No martírio da sua posse, surpreendido pela doença que finalmente o levaria à morte, sua preocupação em não se deixar operar para tomar posse não era uma vaidade pessoal, mas o ideal muito mais alto de concluir a transição democrática. Ele receava a volta dos militares diante da resistência do presidente Figueiredo de transmitir o poder ao vice-presidente, invocando uma inimizade pessoal comigo. Ouvi do ministro Leitão de Abreu — logo depois da retirada de uma comissão composta por Ulysses Guimarães, Leônidas Pires Gonçalves e Fernando Henrique — que, quando lhe comunicaram a decisão da minha posse, o general Walter Pires, ministro do Exército, lhe visitou e afirmou que iria imediatamente voltar ao ministério e dirigir-se aos comandos do país inteiro para juntos pedir a continuidade do governo do presidente Figueiredo e abortar a transição para a democracia.

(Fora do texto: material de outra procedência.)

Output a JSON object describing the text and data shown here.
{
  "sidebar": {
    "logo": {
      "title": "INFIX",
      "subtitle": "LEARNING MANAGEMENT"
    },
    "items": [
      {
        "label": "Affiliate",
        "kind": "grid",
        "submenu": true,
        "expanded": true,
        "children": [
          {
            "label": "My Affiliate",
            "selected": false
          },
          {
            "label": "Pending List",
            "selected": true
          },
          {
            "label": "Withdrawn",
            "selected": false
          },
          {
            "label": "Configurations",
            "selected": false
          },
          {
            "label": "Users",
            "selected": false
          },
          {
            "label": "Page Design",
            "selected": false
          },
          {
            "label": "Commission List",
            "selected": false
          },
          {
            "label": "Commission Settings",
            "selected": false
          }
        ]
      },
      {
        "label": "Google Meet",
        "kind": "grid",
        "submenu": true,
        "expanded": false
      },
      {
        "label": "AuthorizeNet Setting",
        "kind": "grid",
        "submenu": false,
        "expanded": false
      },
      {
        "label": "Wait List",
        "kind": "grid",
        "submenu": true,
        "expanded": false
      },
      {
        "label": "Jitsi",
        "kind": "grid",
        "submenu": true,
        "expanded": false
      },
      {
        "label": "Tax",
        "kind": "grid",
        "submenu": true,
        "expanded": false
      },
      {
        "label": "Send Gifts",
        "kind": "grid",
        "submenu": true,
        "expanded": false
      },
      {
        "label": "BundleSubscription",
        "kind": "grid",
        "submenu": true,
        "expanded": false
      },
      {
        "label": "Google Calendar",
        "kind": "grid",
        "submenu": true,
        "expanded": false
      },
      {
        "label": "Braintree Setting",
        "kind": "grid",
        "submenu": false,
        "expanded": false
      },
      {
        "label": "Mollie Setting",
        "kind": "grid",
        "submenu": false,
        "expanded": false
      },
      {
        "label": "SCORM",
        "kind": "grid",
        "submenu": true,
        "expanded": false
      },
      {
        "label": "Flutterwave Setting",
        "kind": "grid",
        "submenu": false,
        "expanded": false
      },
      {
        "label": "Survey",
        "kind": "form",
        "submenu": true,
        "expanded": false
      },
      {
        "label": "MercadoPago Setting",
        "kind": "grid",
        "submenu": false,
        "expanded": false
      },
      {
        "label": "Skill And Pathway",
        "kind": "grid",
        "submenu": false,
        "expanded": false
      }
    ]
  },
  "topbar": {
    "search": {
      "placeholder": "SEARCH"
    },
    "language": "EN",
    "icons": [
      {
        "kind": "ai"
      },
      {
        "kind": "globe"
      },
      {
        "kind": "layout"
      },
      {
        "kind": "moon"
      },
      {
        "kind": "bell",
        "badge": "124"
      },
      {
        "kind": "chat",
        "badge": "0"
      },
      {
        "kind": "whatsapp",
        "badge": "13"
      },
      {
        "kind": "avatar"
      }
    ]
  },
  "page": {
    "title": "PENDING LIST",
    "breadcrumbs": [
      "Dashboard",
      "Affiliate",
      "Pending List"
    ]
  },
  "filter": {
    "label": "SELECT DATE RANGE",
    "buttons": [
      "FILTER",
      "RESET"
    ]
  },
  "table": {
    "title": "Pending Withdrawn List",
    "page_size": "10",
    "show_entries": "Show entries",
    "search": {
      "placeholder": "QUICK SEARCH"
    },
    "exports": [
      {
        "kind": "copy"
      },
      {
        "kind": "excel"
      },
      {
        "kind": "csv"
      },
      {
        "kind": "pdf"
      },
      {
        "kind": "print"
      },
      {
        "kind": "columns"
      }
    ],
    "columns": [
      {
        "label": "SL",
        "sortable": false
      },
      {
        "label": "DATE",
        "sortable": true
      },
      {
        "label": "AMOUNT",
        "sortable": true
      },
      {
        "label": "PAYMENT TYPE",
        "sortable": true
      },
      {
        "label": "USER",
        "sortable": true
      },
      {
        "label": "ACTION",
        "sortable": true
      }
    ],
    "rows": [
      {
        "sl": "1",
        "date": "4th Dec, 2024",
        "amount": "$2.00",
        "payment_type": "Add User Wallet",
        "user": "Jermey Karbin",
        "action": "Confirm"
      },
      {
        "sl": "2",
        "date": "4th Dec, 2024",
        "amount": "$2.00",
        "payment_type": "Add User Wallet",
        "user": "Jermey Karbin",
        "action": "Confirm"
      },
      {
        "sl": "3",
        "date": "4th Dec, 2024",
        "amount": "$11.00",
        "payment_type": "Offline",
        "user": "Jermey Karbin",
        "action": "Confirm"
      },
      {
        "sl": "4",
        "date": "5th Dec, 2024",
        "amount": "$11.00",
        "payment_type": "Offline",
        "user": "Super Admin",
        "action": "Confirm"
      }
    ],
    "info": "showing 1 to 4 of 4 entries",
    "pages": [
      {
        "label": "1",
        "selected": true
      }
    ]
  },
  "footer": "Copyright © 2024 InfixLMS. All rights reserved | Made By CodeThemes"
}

O ministro Leitão conta ainda que, nesse instante, o dissuadiu com o argumento de que ele já não era mais ministro do Exército, uma vez que o Diário Oficial publicara a sua exoneração do ministério. Assim, a democracia não morreu naquela noite. E Tancredo, quase agonizante, resistia à sua operação, que todos os médicos julgavam salvadora. Para demovê-lo dessa resistência, o seu sobrinho Dornelles contou-lhe uma inverdade: a de que havia estado com o presidente Figueiredo e este assegurara que transmitiria o governo à minha pessoa. A preocupação de Tancredo era a conclusão do processo democrático e, com essa comunicação do Dornelles, ele julgava que sua missão estava concluída e a transição democrática, realizada. Disse aos médicos: “Agora podem me operar. Nossa luta está vitoriosa”.
É justamente por isso que Afonso Arinos disse que muitos brasileiros deram a vida pelo Brasil e Tancredo deu a morte. Sua grande virtude e ação como político era o que Honório Hermeto Carneiro Leão, Marquês do Paraná, encarnou no Império: a conciliação. Seu sonho de assumir a Presidência não era oportunismo, nem uma opção pragmática e circunstancial, e, sim, uma questão de princípios: unir o país e não deixar que o medo de represálias fosse o combustível da continuidade do autoritarismo.
No momento, assistimos à maior nação do mundo, os Estados Unidos, vacilar no exemplo dos ideais dos pais fundadores da democracia americana e no sonho de Jefferson da busca da felicidade. Trump nega esse destino dos Estados Unidos de solidariedade, de luta pela democracia liberal e liberdade de mercado com ameaça de uso de sanções, na tese de que uns são condenados à salvação, e outros, à perdição.
Tancredo é o estadista conciliador e Trump, o espalha-brasas, um político menor. Que o exemplo do nosso estadista, de união e convergência, seja símbolo para todos os políticos e inspiração para as gerações futuras.